Since the land around the slide was still moving Monday night, first responders paused the ground search until a state geologist could arrive on scene to assess the area.

The landslide covered just under 500 feet of road, according to the most recent estimates by Shannon McCarthy of the state Department of Transportation. Two homes on the mountainside and one on the water were directly impacted.

The search continued Tuesday morning via air and water. DOT provided a drone equipped with thermal detection, and two adults were found deceased under the rubble. They were recovered later in the day, after a state geologist determined that some areas of the ground were safe to search.

The troopers do not have information about the length of time that somebody trapped under a landslide of this size could survive. However, this is “still very much an active search and rescue operation,” said McDaniel. “All of our teams on the ground are looking at it with the same lens.”

Under current weather conditions, survivability in the water is about six hours, according to Capt. Darwin Jensen of the U.S. Coast Guard.

About 20 to 30 people have been evacuated from homes between 11-Mile and 13-Mile, said Interim Borough Manager Mason Villarma, though “we don’t have clear information on that yet.”

The Stikine Inn and Sourdough Lodge have both offered their facilities to evacuees.

The timeline for clearing the highway and returning people to their homes is indefinite and depends in part on the stability of the landslide. However, based on response times to similar disasters in the area, McCarthy estimates it will take one to two weeks to clear the road.

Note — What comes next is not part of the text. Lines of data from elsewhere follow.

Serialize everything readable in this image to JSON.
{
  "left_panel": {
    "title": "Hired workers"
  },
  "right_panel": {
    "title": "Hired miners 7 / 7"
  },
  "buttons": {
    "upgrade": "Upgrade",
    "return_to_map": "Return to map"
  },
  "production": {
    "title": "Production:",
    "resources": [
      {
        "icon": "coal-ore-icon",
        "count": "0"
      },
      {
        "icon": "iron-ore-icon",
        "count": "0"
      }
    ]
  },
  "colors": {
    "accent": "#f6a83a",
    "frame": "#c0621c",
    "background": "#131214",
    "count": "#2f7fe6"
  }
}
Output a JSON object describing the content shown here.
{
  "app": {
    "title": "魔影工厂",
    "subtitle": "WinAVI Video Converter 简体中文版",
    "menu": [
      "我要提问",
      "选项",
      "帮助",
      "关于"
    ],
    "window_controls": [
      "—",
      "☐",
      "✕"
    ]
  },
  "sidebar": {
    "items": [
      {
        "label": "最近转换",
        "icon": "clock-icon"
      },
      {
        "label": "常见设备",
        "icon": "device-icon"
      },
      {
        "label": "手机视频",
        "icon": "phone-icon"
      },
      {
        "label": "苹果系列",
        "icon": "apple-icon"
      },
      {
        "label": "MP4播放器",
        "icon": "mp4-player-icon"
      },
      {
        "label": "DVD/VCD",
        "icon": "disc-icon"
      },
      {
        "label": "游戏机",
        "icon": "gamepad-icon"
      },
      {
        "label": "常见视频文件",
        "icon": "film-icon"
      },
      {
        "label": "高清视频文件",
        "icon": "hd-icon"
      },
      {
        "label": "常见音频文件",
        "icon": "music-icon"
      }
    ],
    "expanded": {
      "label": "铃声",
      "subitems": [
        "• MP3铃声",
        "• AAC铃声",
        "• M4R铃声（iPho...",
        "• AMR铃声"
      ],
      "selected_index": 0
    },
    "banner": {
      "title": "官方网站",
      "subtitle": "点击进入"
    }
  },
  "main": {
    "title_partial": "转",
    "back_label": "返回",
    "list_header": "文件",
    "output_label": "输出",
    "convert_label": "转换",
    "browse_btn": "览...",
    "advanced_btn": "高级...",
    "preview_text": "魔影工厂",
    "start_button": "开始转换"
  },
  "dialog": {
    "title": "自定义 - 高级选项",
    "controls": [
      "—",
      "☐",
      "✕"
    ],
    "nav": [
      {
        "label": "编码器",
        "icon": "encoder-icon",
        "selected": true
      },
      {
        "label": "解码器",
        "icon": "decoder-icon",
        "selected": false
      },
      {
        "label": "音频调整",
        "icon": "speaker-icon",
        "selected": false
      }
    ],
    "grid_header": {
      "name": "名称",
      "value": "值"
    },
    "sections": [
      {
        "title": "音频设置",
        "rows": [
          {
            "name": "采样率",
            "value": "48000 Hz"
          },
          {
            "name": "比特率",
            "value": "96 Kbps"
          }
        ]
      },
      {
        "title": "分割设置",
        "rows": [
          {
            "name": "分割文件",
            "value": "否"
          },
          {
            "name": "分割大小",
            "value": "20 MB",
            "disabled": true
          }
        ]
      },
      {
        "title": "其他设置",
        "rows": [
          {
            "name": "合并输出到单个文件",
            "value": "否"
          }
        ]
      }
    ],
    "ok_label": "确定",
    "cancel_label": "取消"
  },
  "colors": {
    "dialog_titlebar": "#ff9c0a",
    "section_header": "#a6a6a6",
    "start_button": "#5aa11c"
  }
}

This type of landslide is called a “debris flow,” according to state geologist Barrett Salisbury, and typically occurs when soil becomes saturated with water and can no longer hold itself in place.

These “notably destructive” flows can reach speeds of 35 miles per hour.

“Without specialized instruments in place long before an event like this, it’s virtually impossible to prevent this type of catastrophe,” Salisbury said, adding that this variety of landslide is a risk throughout Southeast.

He was not aware that a comprehensive landslide risk assessment had ever been conducted for the area.

The Monday landslide was likely caused by recent heavy rains regionwide. Wrangell had received over three inches of rain between early Monday and Tuesday morning, according to KSTK reporting.

There were several landslides on Prince of Wales Island on Monday — an area that was impacted by the same storm system.